Diesen nach Dafürhalten des erkennenden Senats beachtlichen Einwänden ist das LSG nicht nachgegangen und hat insbesondere das Paul-Ehrlich-Institut (Prof. Dr. C.) nicht dazu ergänzend befragt. Zudem datiert die Auskunft des Instituts vom 8.10.2008, sodass allein angesichts des bis zum Erlass des angefochtenen Urteils am 10.4.2013 abgelaufenen Zeitraums Anlass bestand, deren Aktualität zu überprüfen. Bei dieser Sachlage musste sich das LSG gedrängt fühlen, dem Beweisantrag des Klägers zu folgen, zumal damit auch eine mögliche Überempfindlichkeit des Klägers gegenüber den bei den streitigen Impfungen verwendeten Zusatzstoffen geklärt werden sollte.
Auf der Unterlassung entsprechender Ermittlungen kann das angefochtene Urteil auch beruhen, denn es ist nicht auszuschließen, dass das LSG nach einer solchen Beweisaufnahme zu einer dem Kläger günstigeren Entscheidung gelangt wäre.
Die vom Kläger neben dem vorliegenden Verfahrensmangel geltend gemachten Zulassungsgründe einer grundsätzlichen Bedeutung und einer Divergenz sind nicht in der gemäß § 160a Abs 2 S 3 SGG erforderlichen Weise dargelegt bzw bezeichnet worden, sodass eine Zulassung der Revision insoweit nicht in Betracht kommt.

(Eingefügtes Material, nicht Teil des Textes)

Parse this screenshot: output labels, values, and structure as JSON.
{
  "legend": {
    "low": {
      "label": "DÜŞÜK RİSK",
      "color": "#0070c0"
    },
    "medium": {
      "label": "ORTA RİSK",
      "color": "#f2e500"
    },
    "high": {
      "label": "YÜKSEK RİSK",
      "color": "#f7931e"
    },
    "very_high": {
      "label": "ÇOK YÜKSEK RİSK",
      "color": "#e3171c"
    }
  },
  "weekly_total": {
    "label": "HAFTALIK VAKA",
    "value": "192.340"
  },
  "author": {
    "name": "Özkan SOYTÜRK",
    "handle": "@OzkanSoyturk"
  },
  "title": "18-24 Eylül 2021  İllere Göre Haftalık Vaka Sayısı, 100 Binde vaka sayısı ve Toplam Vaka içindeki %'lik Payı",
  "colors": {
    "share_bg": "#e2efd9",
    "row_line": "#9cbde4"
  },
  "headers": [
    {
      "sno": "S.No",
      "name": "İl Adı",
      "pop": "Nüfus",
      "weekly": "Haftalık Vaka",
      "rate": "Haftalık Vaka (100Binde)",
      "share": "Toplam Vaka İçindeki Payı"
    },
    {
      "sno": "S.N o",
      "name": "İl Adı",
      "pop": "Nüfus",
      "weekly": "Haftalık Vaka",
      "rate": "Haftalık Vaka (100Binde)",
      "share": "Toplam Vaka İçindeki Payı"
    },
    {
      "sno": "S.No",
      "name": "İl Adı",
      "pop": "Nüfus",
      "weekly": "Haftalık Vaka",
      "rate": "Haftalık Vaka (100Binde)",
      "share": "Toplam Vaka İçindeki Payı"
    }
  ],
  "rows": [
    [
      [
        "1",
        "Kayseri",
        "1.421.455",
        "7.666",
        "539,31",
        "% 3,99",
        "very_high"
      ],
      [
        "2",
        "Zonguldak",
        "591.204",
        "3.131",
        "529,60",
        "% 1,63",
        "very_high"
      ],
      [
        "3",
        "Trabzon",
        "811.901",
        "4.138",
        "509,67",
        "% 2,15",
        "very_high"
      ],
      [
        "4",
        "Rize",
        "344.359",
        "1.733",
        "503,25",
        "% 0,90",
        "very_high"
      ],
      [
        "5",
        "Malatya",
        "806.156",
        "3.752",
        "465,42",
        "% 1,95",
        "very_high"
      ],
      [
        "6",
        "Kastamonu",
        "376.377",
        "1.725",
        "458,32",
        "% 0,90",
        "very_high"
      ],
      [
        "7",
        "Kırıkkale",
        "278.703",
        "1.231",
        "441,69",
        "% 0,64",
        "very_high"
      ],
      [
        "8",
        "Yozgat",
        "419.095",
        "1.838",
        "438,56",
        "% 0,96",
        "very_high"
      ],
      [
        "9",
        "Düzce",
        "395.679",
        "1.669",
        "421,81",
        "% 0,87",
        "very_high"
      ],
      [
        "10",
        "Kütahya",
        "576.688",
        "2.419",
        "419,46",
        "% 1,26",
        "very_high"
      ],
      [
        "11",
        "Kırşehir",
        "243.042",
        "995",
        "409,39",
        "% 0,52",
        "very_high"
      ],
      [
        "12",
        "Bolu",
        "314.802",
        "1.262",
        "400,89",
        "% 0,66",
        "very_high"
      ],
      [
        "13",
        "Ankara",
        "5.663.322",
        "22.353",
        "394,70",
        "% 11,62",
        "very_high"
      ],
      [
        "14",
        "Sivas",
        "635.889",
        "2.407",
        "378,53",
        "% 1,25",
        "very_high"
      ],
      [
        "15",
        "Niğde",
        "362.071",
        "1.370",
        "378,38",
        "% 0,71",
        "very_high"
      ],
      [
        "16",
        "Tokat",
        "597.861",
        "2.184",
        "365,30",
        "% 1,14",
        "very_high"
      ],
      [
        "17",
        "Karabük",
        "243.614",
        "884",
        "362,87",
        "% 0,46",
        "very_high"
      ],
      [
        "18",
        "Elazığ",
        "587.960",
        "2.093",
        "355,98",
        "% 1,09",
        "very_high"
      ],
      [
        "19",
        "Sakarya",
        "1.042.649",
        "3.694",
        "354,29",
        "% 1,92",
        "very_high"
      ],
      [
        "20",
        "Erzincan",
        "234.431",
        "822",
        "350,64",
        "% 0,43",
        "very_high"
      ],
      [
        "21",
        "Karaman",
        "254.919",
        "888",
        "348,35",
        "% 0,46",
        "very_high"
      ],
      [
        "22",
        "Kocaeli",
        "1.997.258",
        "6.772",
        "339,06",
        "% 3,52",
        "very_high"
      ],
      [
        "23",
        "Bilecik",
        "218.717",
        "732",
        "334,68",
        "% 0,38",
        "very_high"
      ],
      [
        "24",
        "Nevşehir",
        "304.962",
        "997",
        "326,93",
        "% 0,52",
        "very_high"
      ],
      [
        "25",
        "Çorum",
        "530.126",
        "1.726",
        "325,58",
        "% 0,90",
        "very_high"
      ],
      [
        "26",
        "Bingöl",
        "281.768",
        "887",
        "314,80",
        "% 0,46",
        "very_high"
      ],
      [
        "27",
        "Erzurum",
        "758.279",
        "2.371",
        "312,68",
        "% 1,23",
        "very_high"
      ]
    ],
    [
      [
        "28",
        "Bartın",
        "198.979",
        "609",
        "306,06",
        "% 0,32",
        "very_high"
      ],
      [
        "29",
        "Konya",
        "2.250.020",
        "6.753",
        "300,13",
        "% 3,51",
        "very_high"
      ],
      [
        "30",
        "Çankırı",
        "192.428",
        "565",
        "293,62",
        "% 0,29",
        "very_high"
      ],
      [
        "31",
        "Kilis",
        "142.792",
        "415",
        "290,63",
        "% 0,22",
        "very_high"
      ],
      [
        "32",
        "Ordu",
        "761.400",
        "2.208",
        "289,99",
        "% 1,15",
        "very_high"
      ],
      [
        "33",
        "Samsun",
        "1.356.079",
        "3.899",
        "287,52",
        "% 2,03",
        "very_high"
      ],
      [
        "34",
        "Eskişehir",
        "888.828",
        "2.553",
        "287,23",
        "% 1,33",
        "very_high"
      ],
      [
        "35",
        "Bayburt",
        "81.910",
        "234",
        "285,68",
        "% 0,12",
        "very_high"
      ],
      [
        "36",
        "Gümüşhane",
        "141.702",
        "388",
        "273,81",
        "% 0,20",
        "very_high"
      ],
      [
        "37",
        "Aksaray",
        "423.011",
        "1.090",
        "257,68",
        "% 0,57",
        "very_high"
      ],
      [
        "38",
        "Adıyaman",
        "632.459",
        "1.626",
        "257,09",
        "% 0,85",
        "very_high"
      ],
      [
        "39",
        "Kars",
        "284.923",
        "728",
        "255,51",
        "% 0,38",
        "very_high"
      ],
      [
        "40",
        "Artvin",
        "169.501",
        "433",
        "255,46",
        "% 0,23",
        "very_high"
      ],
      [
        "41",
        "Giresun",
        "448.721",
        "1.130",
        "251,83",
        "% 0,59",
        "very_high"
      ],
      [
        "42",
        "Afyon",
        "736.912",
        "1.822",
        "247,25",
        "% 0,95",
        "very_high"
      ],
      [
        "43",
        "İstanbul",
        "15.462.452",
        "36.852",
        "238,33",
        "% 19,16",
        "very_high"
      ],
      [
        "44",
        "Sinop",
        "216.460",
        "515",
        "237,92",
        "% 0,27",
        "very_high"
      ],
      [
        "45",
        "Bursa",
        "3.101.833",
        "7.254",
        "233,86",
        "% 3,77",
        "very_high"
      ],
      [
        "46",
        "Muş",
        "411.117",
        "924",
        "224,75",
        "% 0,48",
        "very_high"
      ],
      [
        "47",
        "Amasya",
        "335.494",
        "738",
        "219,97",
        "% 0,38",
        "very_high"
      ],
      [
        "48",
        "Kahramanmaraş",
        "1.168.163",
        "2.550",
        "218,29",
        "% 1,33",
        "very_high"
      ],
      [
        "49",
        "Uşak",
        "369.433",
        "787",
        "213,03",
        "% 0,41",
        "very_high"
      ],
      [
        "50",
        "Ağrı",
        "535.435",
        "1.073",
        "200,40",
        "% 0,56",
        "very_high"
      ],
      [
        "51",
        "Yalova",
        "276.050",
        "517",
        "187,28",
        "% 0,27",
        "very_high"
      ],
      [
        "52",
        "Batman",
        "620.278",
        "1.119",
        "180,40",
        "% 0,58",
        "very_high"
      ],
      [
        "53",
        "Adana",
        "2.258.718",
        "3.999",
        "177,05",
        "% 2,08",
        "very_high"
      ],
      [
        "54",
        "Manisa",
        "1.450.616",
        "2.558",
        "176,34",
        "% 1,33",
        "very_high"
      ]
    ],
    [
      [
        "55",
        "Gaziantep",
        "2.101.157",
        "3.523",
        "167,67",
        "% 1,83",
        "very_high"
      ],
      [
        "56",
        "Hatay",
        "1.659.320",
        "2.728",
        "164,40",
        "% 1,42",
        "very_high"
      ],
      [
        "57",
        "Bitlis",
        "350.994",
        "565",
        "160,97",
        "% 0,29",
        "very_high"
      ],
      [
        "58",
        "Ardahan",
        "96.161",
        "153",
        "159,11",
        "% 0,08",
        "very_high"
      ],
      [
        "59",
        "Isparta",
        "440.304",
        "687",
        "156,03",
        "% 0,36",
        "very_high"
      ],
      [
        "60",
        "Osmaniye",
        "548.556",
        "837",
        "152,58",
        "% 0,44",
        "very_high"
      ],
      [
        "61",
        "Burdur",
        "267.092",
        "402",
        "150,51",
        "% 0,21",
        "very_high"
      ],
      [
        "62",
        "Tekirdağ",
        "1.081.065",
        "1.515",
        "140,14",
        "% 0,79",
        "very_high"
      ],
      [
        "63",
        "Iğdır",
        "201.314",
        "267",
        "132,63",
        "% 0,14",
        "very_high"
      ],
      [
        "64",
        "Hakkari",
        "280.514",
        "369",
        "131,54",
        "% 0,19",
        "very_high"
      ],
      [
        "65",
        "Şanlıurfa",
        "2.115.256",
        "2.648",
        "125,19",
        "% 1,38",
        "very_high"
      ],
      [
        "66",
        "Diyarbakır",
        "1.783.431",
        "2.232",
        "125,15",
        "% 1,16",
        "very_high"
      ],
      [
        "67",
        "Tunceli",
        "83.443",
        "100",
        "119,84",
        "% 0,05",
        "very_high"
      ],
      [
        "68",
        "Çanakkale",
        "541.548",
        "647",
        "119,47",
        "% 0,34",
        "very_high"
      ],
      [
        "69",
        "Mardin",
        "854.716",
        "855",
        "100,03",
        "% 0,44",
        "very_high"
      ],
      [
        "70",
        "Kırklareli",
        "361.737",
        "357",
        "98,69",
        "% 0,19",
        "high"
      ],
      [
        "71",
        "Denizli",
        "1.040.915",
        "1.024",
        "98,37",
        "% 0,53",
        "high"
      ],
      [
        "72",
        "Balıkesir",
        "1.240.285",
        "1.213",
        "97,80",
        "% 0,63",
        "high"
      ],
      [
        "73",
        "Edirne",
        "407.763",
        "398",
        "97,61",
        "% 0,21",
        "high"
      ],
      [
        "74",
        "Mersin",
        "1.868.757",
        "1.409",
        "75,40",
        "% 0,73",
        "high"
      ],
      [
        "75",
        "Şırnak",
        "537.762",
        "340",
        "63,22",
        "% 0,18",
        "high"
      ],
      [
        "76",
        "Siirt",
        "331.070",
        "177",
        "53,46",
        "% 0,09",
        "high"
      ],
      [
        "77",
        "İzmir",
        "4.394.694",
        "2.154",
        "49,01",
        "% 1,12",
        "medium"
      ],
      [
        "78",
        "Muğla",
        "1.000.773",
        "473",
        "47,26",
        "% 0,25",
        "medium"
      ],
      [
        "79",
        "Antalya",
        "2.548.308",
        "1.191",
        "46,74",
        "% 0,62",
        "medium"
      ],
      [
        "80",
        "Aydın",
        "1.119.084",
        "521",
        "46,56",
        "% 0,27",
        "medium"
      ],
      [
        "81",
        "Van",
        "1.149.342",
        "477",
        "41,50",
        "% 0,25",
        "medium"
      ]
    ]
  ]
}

Von einer näheren Begründung wird abgesehen (vgl § 160a Abs 4 S 2 Halbs 2 SGG).
Da die Voraussetzungen des § 160 Abs 2 Nr 3 SGG vorliegen, macht der Senat von dem ihm gemäß § 160a Abs 5 SGG eingeräumten Ermessen zur Verfahrensbeschleunigung Gebrauch und verweist die Sache unter Aufhebung des angefochtenen Urteils zur erneuten Verhandlung und Entscheidung an das LSG zurück.
Das LSG wird bei Abschluss des wiedereröffneten Berufungsverfahrens über die Erstattung der außergerichtlichen Kosten des Verfahrens der Nichtzulassungsbeschwerde zu entscheiden haben.